Relevant versions: Beam 2.1, Flink 1.3.
From: Reinier Kip <r...@bol.com>
Sent: 12 March 2018 13:45:47
Subject: HDFS data locality and distribution
I'm trying to batch-process 30-ish files from HDFS, but I see that data is
distributed very badly across slots. 4 out of 32 slots get 4/5ths of the data,
another 3 slots get about 1/5th and a last slot just a few records. This
probably triggers disk spillover on these slots and slows down the job
immensely. The data has many many unique keys and processing could be done in a
highly parallel manner. From what I understand, HDFS data locality governs
which splits are assigned to which subtask.
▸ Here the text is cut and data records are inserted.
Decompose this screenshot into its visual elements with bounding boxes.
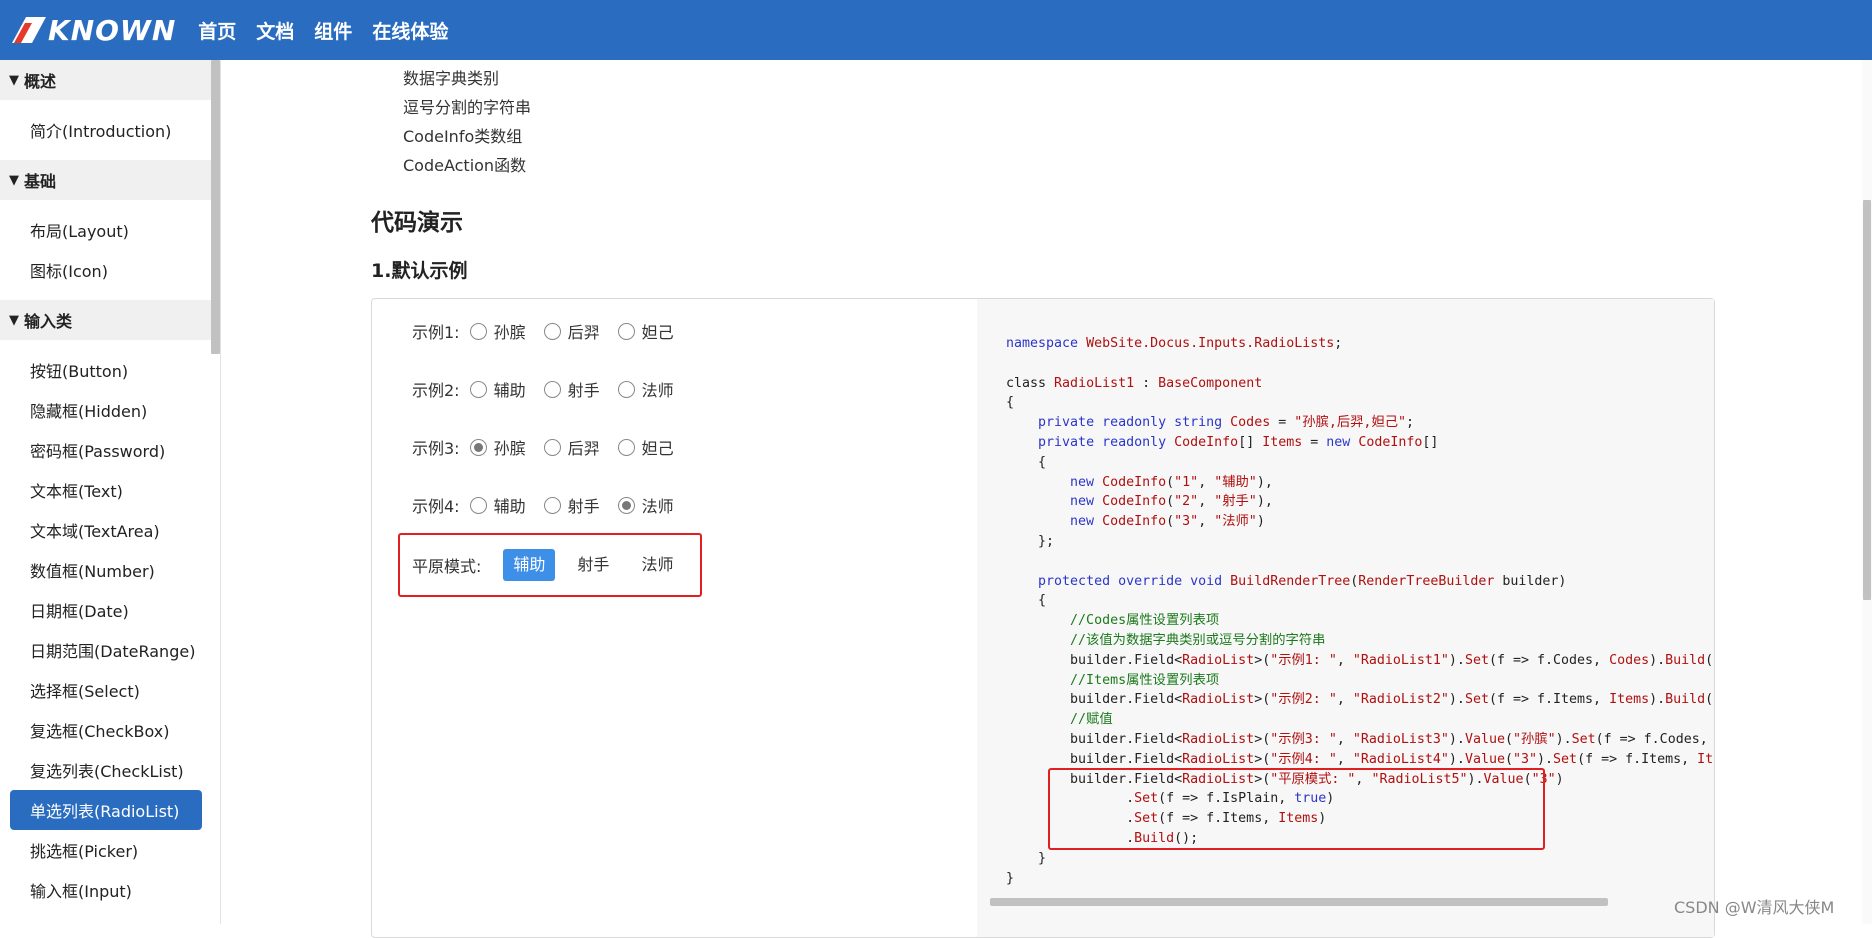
sidebar-item-date[interactable]: 日期框(Date)	[0, 590, 211, 630]
radio-option-label: 后羿	[567, 323, 600, 342]
codes-option-list: 数据字典类别 逗号分割的字符串 CodeInfo类数组 CodeAction函数	[403, 64, 531, 180]
radio-option[interactable]: 妲己	[617, 435, 674, 459]
radio-row-label: 示例3:	[412, 439, 460, 458]
sidebar-item-icon[interactable]: 图标(Icon)	[0, 250, 211, 290]
radio-option-label: 妲己	[641, 439, 674, 458]
code-highlight-box	[1048, 768, 1545, 850]
nav-docs[interactable]: 文档	[256, 17, 294, 44]
sidebar-item-checklist[interactable]: 复选列表(CheckList)	[0, 750, 211, 790]
radio-row-label: 示例1:	[412, 323, 460, 342]
watermark: CSDN @W清风大侠M	[1674, 898, 1835, 917]
radio-option[interactable]: 法师	[617, 493, 674, 517]
sidebar: ▼ 概述 简介(Introduction) ▼ 基础 布局(Layout) 图标…	[0, 60, 221, 924]
sidebar-item-picker[interactable]: 挑选框(Picker)	[0, 830, 211, 870]
radio-circle	[543, 438, 561, 456]
radio-option[interactable]: 辅助	[469, 377, 526, 401]
sidebar-group-label: 概述	[24, 72, 57, 91]
demo-preview: 示例1: 孙膑 后羿 妲己 示例2: 辅助 射手 法师 示例3: 孙膑 后羿 妲…	[372, 299, 977, 937]
nav-home[interactable]: 首页	[198, 17, 236, 44]
triangle-down-icon: ▼	[9, 312, 19, 328]
radio-option-label: 孙膑	[493, 323, 526, 342]
sidebar-item-radiolist[interactable]: 单选列表(RadioList)	[10, 790, 202, 830]
demo-title: 1.默认示例	[371, 260, 468, 282]
section-title: 代码演示	[371, 210, 463, 236]
radio-row-1: 示例1: 孙膑 后羿 妲己	[412, 319, 692, 343]
radio-option[interactable]: 孙膑	[469, 435, 526, 459]
sidebar-item-text[interactable]: 文本框(Text)	[0, 470, 211, 510]
radio-row-3: 示例3: 孙膑 后羿 妲己	[412, 435, 692, 459]
radio-option[interactable]: 射手	[543, 377, 600, 401]
list-item: 数据字典类别	[403, 69, 500, 88]
plain-option-selected[interactable]: 辅助	[503, 549, 556, 581]
sidebar-group-input[interactable]: ▼ 输入类	[0, 300, 211, 340]
radio-circle	[543, 322, 561, 340]
radio-circle-checked	[617, 496, 635, 514]
sidebar-group-label: 输入类	[24, 312, 73, 331]
main-nav: 首页 文档 组件 在线体验	[198, 17, 468, 44]
sidebar-item-hidden[interactable]: 隐藏框(Hidden)	[0, 390, 211, 430]
top-bar: KNOWN 首页 文档 组件 在线体验	[0, 0, 1872, 60]
sidebar-item-checkbox[interactable]: 复选框(CheckBox)	[0, 710, 211, 750]
sidebar-item-input[interactable]: 输入框(Input)	[0, 870, 211, 910]
sidebar-item-select[interactable]: 选择框(Select)	[0, 670, 211, 710]
sidebar-group-overview[interactable]: ▼ 概述	[0, 60, 211, 100]
radio-circle	[543, 380, 561, 398]
page-scrollbar[interactable]	[1863, 200, 1871, 600]
logo-text: KNOWN	[48, 13, 177, 47]
radio-circle	[617, 438, 635, 456]
radio-circle	[543, 496, 561, 514]
sidebar-item-layout[interactable]: 布局(Layout)	[0, 210, 211, 250]
radio-option-label: 辅助	[493, 497, 526, 516]
radio-option[interactable]: 辅助	[469, 493, 526, 517]
sidebar-group-label: 基础	[24, 172, 57, 191]
code-horizontal-scrollbar[interactable]	[990, 898, 1608, 906]
plain-mode-row: 平原模式: 辅助 射手 法师	[412, 549, 695, 581]
radio-row-4: 示例4: 辅助 射手 法师	[412, 493, 692, 517]
radio-circle	[617, 380, 635, 398]
radio-circle	[469, 496, 487, 514]
logo[interactable]: KNOWN	[12, 14, 176, 47]
radio-option-label: 射手	[567, 497, 600, 516]
radio-circle	[617, 322, 635, 340]
radio-row-2: 示例2: 辅助 射手 法师	[412, 377, 692, 401]
plain-option[interactable]: 法师	[631, 549, 683, 581]
sidebar-scrollbar[interactable]	[211, 60, 220, 354]
radio-option[interactable]: 妲己	[617, 319, 674, 343]
radio-circle	[469, 322, 487, 340]
sidebar-group-basic[interactable]: ▼ 基础	[0, 160, 211, 200]
radio-option-label: 后羿	[567, 439, 600, 458]
radio-option-label: 孙膑	[493, 439, 526, 458]
nav-online-demo[interactable]: 在线体验	[372, 17, 448, 44]
radio-option-label: 射手	[567, 381, 600, 400]
radio-option[interactable]: 法师	[617, 377, 674, 401]
list-item: CodeAction函数	[403, 156, 527, 175]
radio-circle-checked	[469, 438, 487, 456]
radio-option-label: 法师	[641, 497, 674, 516]
radio-option-label: 妲己	[641, 323, 674, 342]
radio-option-label: 辅助	[493, 381, 526, 400]
radio-row-label: 平原模式:	[412, 557, 482, 576]
sidebar-item-password[interactable]: 密码框(Password)	[0, 430, 211, 470]
list-item: 逗号分割的字符串	[403, 98, 532, 117]
radio-option[interactable]: 孙膑	[469, 319, 526, 343]
radio-row-label: 示例2:	[412, 381, 460, 400]
logo-mark-icon	[12, 17, 46, 43]
radio-circle	[469, 380, 487, 398]
sidebar-item-introduction[interactable]: 简介(Introduction)	[0, 110, 211, 150]
triangle-down-icon: ▼	[9, 72, 19, 88]
nav-components[interactable]: 组件	[314, 17, 352, 44]
radio-option[interactable]: 后羿	[543, 319, 600, 343]
list-item: CodeInfo类数组	[403, 127, 523, 146]
radio-option[interactable]: 射手	[543, 493, 600, 517]
plain-option[interactable]: 射手	[567, 549, 619, 581]
sidebar-item-number[interactable]: 数值框(Number)	[0, 550, 211, 590]
sidebar-item-button[interactable]: 按钮(Button)	[0, 350, 211, 390]
radio-row-label: 示例4:	[412, 497, 460, 516]
radio-option[interactable]: 后羿	[543, 435, 600, 459]
sidebar-item-textarea[interactable]: 文本域(TextArea)	[0, 510, 211, 550]
radio-option-label: 法师	[641, 381, 674, 400]
sidebar-item-daterange[interactable]: 日期范围(DateRange)	[0, 630, 211, 670]
triangle-down-icon: ▼	[9, 172, 19, 188]
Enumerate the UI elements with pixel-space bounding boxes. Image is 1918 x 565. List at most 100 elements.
* I'm running a Beam on Flink on YARN pipeline.
* I'm reading 30-ish files, whose records are later grouped by their
millions of unique keys.
* For now, I have 8 task managers by 4 slots. Beam sets all subtasks to
have 32 parallelism.
* Data seems to be localised to 9 out of the 32 slots, 3 out of the 8 task
Does the statement of input split assignment ring true? Is the fact that data
isn't redistributed an effort from Flink to have high data locality, even if
this means disk spillover for a few slots/tms and idleness for others? Is there
any use for parallelism if work isn't distributed anyway?
Thanks for your time, Reinier